Power BI lets SEP and Starburst Galaxy perform all query processing. This combines their scalability and processing power with the reporting features of Power BI.

Requirements #

It is recommended to connect to Starburst clusters using the latest version of Power BI.

  • Power BI 2.100.684.0 (December 2021) and higher. Older versions of Power BI only support import mode.
  • Starburst ODBC driver version 2.0.5.1009 or higher.

You can use older versions of Power BI, version 2.99.563.0 and earlier, with the older Starburst Presto ODBC driver. Connecting to Starburst clusters with older versions of Power BI requires the following:

  • Starburst Presto OBDC driver version 1.2.16.1016 (32-bit .msi, 64-bit .msi)
  • License for the ODBC driver, which you can request from Starburst Support. Install this license file in the lib directory of the ODBC driver installation.

Data connectivity modes #

Power BI can access data from SEP or Starburst Galaxy in the following connection modes:

  • DirectQuery: query data using the query engine without importing that data to the Power BI client. This mode is recommended for most use cases as it has the least impact on network or client storage resources, regardless of the amount of data queried.
  • Import: import queried data directly to the client machine, for further local analysis with tools like quick insights and calculated tables. Allows for custom SQL which is not supported by DirectQuery. Note that import mode is limited to 1GB of data per query.
  • Standard ODBC: use a generic ODBC connection. Allows for custom SQL which is not supported by DirectQuery. Note that a standard ODBC connection is limited to 1GB of data per query.

Connect with Power BI Desktop #

The following sections describe how to connect to SEP or Starburst Galaxy from Power BI Desktop.

DirectQuery and import mode #

To connect from Power BI Desktop using either DirectQuery or import mode, follow these steps:

  1. In Power BI Desktop, select Get Data > More.
  2. Select All > Starburst Enterprise and click Connect.

      Selecting Starburst Enterprise as a data source

  3. Configure the necessary connection and authentication details to access your cluster. You must include a port number, which your network administrator can provide.
  4. (Optional) Configure any of the following Advanced options:
    • Catalog - Specify a catalog to only query a specific data source on the cluster. This option reduces the amount of fetched metadata, and can greatly speed up connection time compared to the default behavior of querying all catalogs.
    • Safe metadata read - When enabled, queries do not fail if the catalog is faulty. Reduces query performance.
  5. Select either DirectQuery or Import as your Data Connectivity mode.
  6. Select the authentication method.
  7. Click OK.
  8. Select the same authentication method and add credentials if needed, then click Connect to establish a connection.
  9. After the connection is established, use the Data Navigator to browse catalogs, query data sources, and more.

Standard ODBC #

The standard ODBC connection mode requires you to add the ODBC driver to Windows as an ODBC data source. To set up the data source, follow these steps:

  1. Open the ODBC Data Source Administrator utility.
  2. Add the ODBC driver as a User or System Data Source.
  3. Click Apply.

To connect from Power BI Desktop using a standard ODBC connection, follow these steps:

  1. In Power BI Desktop, select Get Data > More.
  2. Select All > ODBC and click Connect.
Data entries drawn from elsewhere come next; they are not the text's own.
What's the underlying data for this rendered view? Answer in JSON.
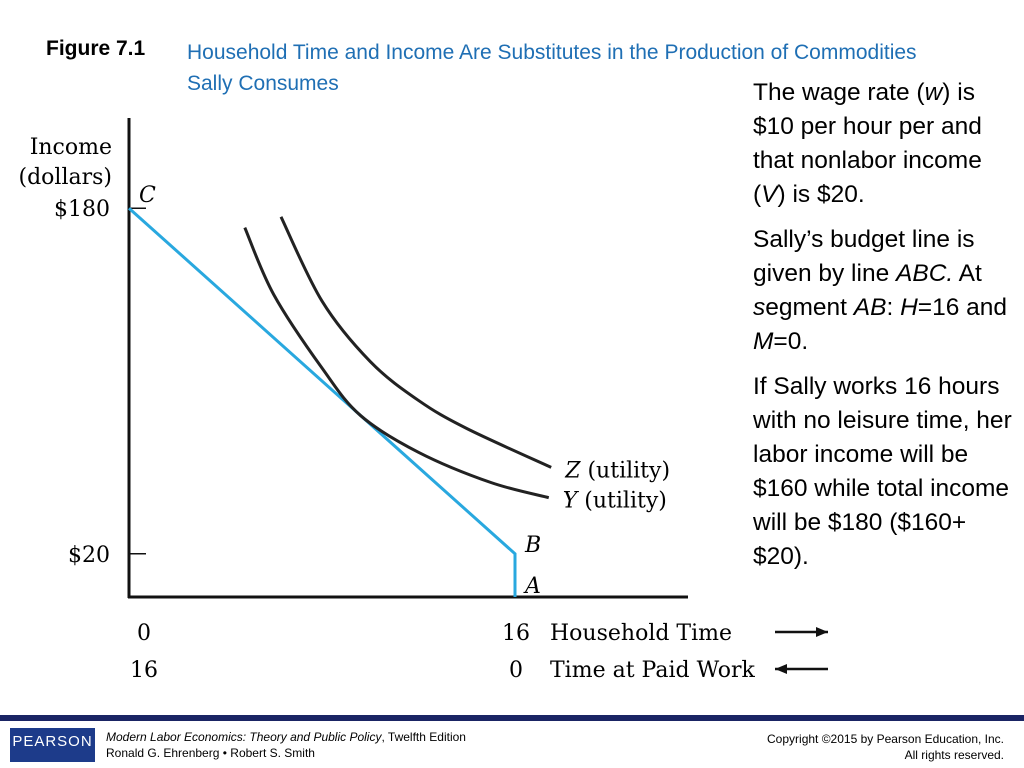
{
  "header": {
    "figure_label": "Figure 7.1",
    "title": "Household Time and Income Are Substitutes in the Production of Commodities Sally Consumes"
  },
  "notes": {
    "p1": [
      "The wage rate (",
      "w",
      ") is $10 per hour per and that nonlabor income (",
      "V",
      ") is  $20."
    ],
    "p2": [
      "Sally’s budget line is given by line ",
      "ABC.",
      " At ",
      "s",
      "egment ",
      "AB",
      ": ",
      "H",
      "=16 and ",
      "M",
      "=0."
    ],
    "p3": "If Sally works 16 hours with no leisure time, her labor income will be $160 while total income will be $180 ($160+ $20)."
  },
  "chart_data": {
    "type": "line",
    "ylabel": [
      "Income",
      "(dollars)"
    ],
    "yticks": [
      "$180",
      "$20"
    ],
    "ytick_values": [
      180,
      20
    ],
    "xaxis_top": {
      "ticks": [
        "0",
        "16"
      ],
      "label": "Household Time",
      "direction": "right"
    },
    "xaxis_bottom": {
      "ticks": [
        "16",
        "0"
      ],
      "label": "Time at Paid Work",
      "direction": "left"
    },
    "xlim": [
      0,
      18.5
    ],
    "ylim": [
      0,
      200
    ],
    "budget_line": {
      "color": "#29a8df",
      "points": [
        [
          0,
          180
        ],
        [
          16,
          20
        ],
        [
          16,
          0
        ]
      ],
      "labels": {
        "C": [
          0,
          180
        ],
        "B": [
          16,
          20
        ],
        "A": [
          16,
          0
        ]
      }
    },
    "curves": [
      {
        "name": "Y (utility)",
        "color": "#222222",
        "points": [
          [
            4.8,
            171
          ],
          [
            6,
            140
          ],
          [
            8,
            106
          ],
          [
            9.6,
            84
          ],
          [
            12,
            67
          ],
          [
            15,
            53
          ],
          [
            17.4,
            46
          ]
        ]
      },
      {
        "name": "Z (utility)",
        "color": "#222222",
        "points": [
          [
            6.3,
            176
          ],
          [
            8,
            137
          ],
          [
            10,
            109
          ],
          [
            12,
            91
          ],
          [
            14,
            78
          ],
          [
            17.5,
            60
          ]
        ]
      }
    ]
  },
  "footer": {
    "logo": "PEARSON",
    "book_title": "Modern Labor Economics: Theory and Public Policy",
    "edition": ", Twelfth Edition",
    "authors": "Ronald G. Ehrenberg • Robert S. Smith",
    "copyright": "Copyright ©2015 by Pearson Education, Inc.",
    "rights": "All rights reserved."
  }
}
      Selecting ODBC as a data source

  3. Under Data source name (DNS), select the SEP or Starburst Galaxy data source.
  4. Under Advanced options > Connection string add host="hostname:port", replacing “hostname:port” with the connection details for your cluster.
  5. Configure the necessary authentication details for your cluster.
  6. After the connection is established, use the Data Navigator to browse catalogs, query data sources, filter data, and more.

Authentication and Security #

Power BI Desktop always tries to connect with an encrypted connection first. If you are connecting without TLS/SSL, the connector offers the option to connect using an unencrypted connection afterwards.

To use a TLS-encrypted connection with your cluster, make sure the server uses a globally trusted certificate. Starburst Galaxy uses a globally trusted certificate, and the default port 443.

If this is not the case, add the server’s certificate to the system trust store (Certificates > Trusted Root Certification Authorities) ​before connecting. The certificate can be added for the machine, or for each user running the Power BI connector. In many organizations this is handled automatically as part of the operating system and browser configuration.

Kerberos authentication with Power BI Desktop #

To use Kerberos authentication, Kerberos must be installed for the user and initialized using kinit, before using the driver. This establishes your user credentials on the machine.

Select Kerberos in the authentication field and provide the Kerberos Service name.

LDAP authentication with Power BI Desktop #

If your cluster is configured to use LDAP authentication, select LDAP in the authentication field and provide your username and password credentials.

Token authentication with Power BI Desktop #

If your cluster is configured to use a personal JWT token for authentication, select Personal Access Token (JWT) in the authentication field. Follow the instructions provided to you by your administrator to retrieve your personal JWT token, and copy-paste your token into the Personal Access Token (JWT) text field.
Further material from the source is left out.